Opinion at 15-16 (emphasis added).
Wait a minute! Not so fast here. One could argue that the SCA does apply to service contracts by operation of law and that may even be correct in this case. However, the Service Contract Act clauses are not required by operation of law unless it is a contract which has “as its principal purpose the furnishing of services.” That’s a threshold determination that must be made by the Contracting Officer. And if he or she is wrong, DOL will be pleased as punch to correct the error. Let it be said that the ASBCA may be absolutely correct that the SCA applies to ITI’s contract. However, there is no question that SCA coverage was in dispute. When that’s the case, DOL is supposed to make the call. I would submit that’s the case even if the argument about SCA coverage is as weak as the Board suggests.

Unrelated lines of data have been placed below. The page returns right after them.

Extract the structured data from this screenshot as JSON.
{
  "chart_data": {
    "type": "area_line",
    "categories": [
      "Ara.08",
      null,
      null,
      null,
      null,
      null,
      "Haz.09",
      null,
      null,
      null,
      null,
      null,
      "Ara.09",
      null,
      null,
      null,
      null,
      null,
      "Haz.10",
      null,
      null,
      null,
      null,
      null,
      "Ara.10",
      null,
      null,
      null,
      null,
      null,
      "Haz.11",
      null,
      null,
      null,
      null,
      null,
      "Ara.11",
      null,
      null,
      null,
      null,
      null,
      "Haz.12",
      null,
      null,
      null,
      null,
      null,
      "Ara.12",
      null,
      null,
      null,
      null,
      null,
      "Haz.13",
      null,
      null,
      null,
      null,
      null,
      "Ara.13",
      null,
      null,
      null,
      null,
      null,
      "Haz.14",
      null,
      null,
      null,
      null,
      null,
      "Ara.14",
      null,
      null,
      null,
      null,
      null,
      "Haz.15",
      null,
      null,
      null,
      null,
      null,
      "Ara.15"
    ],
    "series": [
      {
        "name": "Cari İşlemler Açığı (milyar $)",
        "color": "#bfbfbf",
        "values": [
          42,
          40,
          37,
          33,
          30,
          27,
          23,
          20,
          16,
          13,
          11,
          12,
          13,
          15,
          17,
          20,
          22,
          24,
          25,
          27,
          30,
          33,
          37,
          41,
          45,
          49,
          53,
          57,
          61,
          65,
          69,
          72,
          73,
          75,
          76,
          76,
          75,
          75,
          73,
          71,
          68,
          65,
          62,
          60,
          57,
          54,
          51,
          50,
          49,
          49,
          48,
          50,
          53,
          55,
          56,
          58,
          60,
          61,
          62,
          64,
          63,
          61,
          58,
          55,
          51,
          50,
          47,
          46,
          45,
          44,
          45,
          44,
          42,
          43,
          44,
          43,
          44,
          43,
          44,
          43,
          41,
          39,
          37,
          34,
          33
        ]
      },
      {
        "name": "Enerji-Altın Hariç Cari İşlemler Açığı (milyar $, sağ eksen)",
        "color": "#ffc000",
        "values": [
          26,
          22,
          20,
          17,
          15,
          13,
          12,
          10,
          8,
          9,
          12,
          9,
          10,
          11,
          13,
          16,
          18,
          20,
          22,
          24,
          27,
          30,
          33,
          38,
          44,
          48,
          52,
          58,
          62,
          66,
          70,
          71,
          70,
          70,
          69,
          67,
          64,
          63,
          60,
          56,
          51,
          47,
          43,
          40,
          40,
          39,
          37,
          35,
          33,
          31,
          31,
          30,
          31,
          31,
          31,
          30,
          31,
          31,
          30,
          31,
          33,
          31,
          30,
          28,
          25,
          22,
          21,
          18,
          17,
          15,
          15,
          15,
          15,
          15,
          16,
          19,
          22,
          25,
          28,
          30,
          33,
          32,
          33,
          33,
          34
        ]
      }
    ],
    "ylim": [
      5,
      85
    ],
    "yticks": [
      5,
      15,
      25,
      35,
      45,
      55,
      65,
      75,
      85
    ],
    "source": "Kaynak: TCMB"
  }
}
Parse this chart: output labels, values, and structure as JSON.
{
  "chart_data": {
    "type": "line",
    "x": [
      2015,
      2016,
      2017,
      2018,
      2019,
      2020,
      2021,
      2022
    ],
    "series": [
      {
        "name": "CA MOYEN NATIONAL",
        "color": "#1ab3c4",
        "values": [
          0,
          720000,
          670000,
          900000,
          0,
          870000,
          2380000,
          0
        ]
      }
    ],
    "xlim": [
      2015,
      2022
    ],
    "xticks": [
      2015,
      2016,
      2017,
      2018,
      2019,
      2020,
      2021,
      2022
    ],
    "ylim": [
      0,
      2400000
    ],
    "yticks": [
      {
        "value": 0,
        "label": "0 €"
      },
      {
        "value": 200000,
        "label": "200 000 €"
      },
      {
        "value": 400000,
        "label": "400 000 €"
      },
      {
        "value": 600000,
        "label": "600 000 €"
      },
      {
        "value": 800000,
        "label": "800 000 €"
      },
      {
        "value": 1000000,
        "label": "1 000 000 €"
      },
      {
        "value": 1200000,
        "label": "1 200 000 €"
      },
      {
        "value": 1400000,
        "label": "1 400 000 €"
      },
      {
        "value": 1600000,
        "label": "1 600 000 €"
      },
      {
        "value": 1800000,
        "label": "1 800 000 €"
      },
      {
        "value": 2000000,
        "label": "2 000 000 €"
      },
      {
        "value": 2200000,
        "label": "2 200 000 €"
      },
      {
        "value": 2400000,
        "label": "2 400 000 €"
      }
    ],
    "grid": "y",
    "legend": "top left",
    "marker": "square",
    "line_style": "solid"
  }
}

Hence my admonition… If you are embroiled in a dispute with a Contracting Officer over whether a contract should be covered by the SCA or whether a particular WD should be attached to the contract, you very well may need to take this dispute to DOL. Then, if DOL finds the contract should be covered by the SCA or that a WD needs to be added, you have a contract matter on your hands if you need monetary relief. Then, you’d submit an REA, and pursue an appeal if necessary. I commend another of our blog posts that recounts the tale of a case that first went to the Civilian Board of Contract Appeals, which later reversed itself and held that the dispute over labor standards should have been handled by DOL.
A lot of effort went into this case and the opinion even states that the Board “considered [a number of] arguments advanced by the parties, whether discussed here or not.” So, as I said at the outset, this case was quite complicated. That’s why I was not surprised to find a couple of other glitchy items in this case. For instance, the Board stated:
There is no entitlement under FAR 22.1015, or any other law or legal precedent of which we are aware, that DOL assessments against the contractor for misclassification, nonpayment of overtime, and insufficient fringes can or should be reimbursed by the government.
Opinion at 18. Part of that is just plain wrong. If DOL tags a contractor for not furnishing fringe benefits, holiday benefits or vacation time and those benefits were not required due to the absence of a wage determination or because the contract was not properly made subject to the SCA, that “assessment” absolutely may be the subject of an equitable adjustment if the addition of the SCA or WD resulted in increased costs for furnishing such benefits if none were required to begin with. Once again, the outcome might be correct, but the overarching statement could be misleading out of context.
It is quite conceivable that a deep dive into the record of this case would support that this indeed was an SCA-covered contract. And the record might demonstrate that the contractor was not entitled to certain elements of its claim. However, there are enough red flags in the decision that you should take care to avoid putting more weight on this case than it deserves.